O meu primeiro romance “Nevoeiro” está a caminho do seu sétimo aniversário. Na altura, com 18 anos, sentei-me ao computador com uma ideia e só descansei quando ela estava escrita, completa, feita numa história. No entanto, fruto da tenra idade e da ansiedade gerada por querer ter o livro na mão o mais rapidamente possível, cometi alguns erros que, felizmente, geraram lições importantes.
Assim, ficam aqui 5 lições que aprendi no processo de escrita do meu primeiro livro.
- As ideias vêm da nossa vida normal
Há uma noção, à qual dei o nome de “potencial literário”, que mais não é do que uma ferramente para descobrir a melhor forma de uma ideia, para prender a atenção dos leitores ou espectadores. O “Nevoeiro” começa com uma discussão entre duas pessoas que, após um primeiro acto de violência, dá origem a uma confusão descontrolada numa estação de comboios. A verdade é que eu próprio presenciei essa discussão. Só que… não teve violência. Esse “twist” deu-lhe o gatilho para prender a atenção do leitor e para desenrolar a história. Por isso, quando nos queixamos de falta de criatividade ou falta de ideias, só temos de olhar para a nossa vida diária e dar-lhe “um toquezinho”. (E às vezes nem precisamos do toquezinho…)
- Consistência é a chave
É preciso alguma disciplina para trabalhar um romance até à sua forma perfeita. No meu caso, o processo foi lento e acelerado em simultâneo, por paradoxal que pareça. Se, por um lado, foi lento, na medida em que não tive a disciplina que hoje tenho para trabalhar a história de uma forma cadenciada, por outro escrevi quase meia história numa frenética noite, sem dormir. E isso tem implicações no ritmo da própria história. O ritmo deve ser decidido por questões criativas, e não passar para as páginas fruto do ritmo da própria escrita. Daí que estabelecer uma rotina, sobretudo para principiantes, é a melhor forma de nos disciplinarmos.

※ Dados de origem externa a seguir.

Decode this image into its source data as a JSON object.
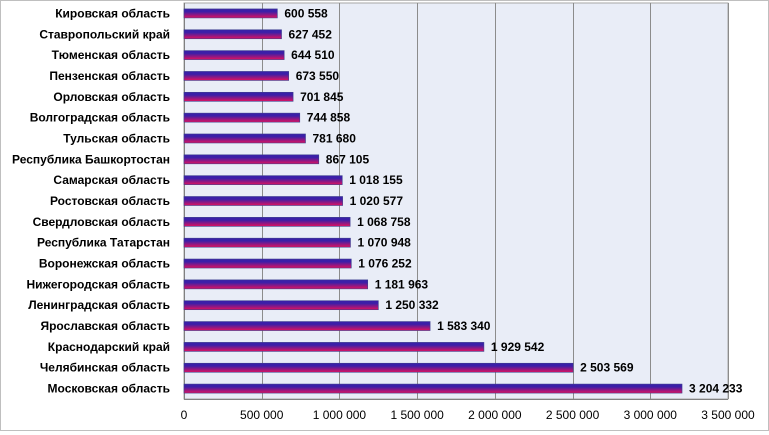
{
  "chart_data": {
    "type": "bar",
    "orientation": "horizontal",
    "categories": [
      "Кировская область",
      "Ставропольский край",
      "Тюменская область",
      "Пензенская область",
      "Орловская область",
      "Волгоградская область",
      "Тульская область",
      "Республика Башкортостан",
      "Самарская область",
      "Ростовская область",
      "Свердловская область",
      "Республика Татарстан",
      "Воронежская область",
      "Нижегородская область",
      "Ленинградская область",
      "Ярославская область",
      "Краснодарский край",
      "Челябинская область",
      "Московская область"
    ],
    "values": [
      600558,
      627452,
      644510,
      673550,
      701845,
      744858,
      781680,
      867105,
      1018155,
      1020577,
      1068758,
      1070948,
      1076252,
      1181963,
      1250332,
      1583340,
      1929542,
      2503569,
      3204233
    ],
    "value_labels": [
      "600 558",
      "627 452",
      "644 510",
      "673 550",
      "701 845",
      "744 858",
      "781 680",
      "867 105",
      "1 018 155",
      "1 020 577",
      "1 068 758",
      "1 070 948",
      "1 076 252",
      "1 181 963",
      "1 250 332",
      "1 583 340",
      "1 929 542",
      "2 503 569",
      "3 204 233"
    ],
    "xlim": [
      0,
      3500000
    ],
    "x_ticks": [
      0,
      500000,
      1000000,
      1500000,
      2000000,
      2500000,
      3000000,
      3500000
    ],
    "x_tick_labels": [
      "0",
      "500 000",
      "1 000 000",
      "1 500 000",
      "2 000 000",
      "2 500 000",
      "3 000 000",
      "3 500 000"
    ],
    "grid": "vertical",
    "legend": "none",
    "colors": {
      "plot_background": "#e9edf7",
      "gridline": "#8c8c8c",
      "bar_top": "#3b1fa8",
      "bar_bottom": "#e0115f",
      "bar_border": "#3d3f8f"
    }
  }
}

- A escrita é um processo de desconstrução
Quase como a escultura, o acto de escrever é o de desconstruir um mundo que já existe dentro da nossa própria cabeça enquanto escritores. Mas, para isso acontecer, temos de, efectivamente, criar esse mundo. Dar largas à imaginação e dar corpo ao universo que pretendemos criar, às personagens. Conhecê-las como se fossem amigos próximos, deixá-las falar dentro da nossa mente. Partindo desse conhecimento completo sobre a nossa história, vamos desconstruindo-a para o leitor, sabendo que nem tudo fará parte do resultado final. Mas quanto melhor conhecermos esse mundo nosso, melhor será a história.
- Tempo, tempo, tempo: deixar a história repousar
Parte da disciplina que é exigida a quem se compromete a escrever um livro tem também que ver com a capacidade de… não fazer nada. De terminar a história e deixá-la respirar, descansar, sem olhar para ela. Enquanto escritores, viciamo-nos no manuscrito, sabemo-lo quase de trás para a frente, e precisamos de criar algum distanciamento. Na escrita, como na vida, conseguimos ter uma melhor percepção quando nos afastamos e olhamos de fora. E, após esse processo de distanciamento, poderemos dar largas a um trabalho de edição que implicará cortes, mudanças, alterações, que serão tanto mais difíceis de operar, quanto mais próximos estivermos da história que criamos.
- Perceber que uma história é como uma dança: é feita a dois
A doutrina diverge sobre para quem escrevemos quando escrevemos. Tenho uma opinião clara sobre isto: quem diz que escreve para si próprio mente, quando decide partilhar o que escreve. Penso que quando permitimos ao público ler-nos, abrimos parte de nós para conhecidos e desconhecidos. E essa noção de complementaridade entre quem escreve e quem lê é importante, na medida em que o processo da história só se completa quando ela chega às mãos do leitor. E esse mesmo leitor fará interpretações que nunca sonhamos sequer. Mas que enriquecem o universo daquela história sem lhe mexer nas palavras. Por fim, termos presente a ideia de que alguém nos lerá ajuda-nos a tomar decisões: temos de nos colocar constantemente na pele do leitor, tentando perceber se ele, que tem menos informações que nós sobre o mundo que criamos, conseguirá sempre estar a par do que vai acontecendo. Manter o leitor activo, dentro da história, é algo que todos os escritores devem procurar atingir.
Muitas outras lições absorvi do processo de escrita do romance, mas penso que estas foram as principais. O acto de escrever é estimulante, difícil, por vezes, mas provoca uma das melhores sensações do mundo, quando sentimos o impacto das palavras lá fora.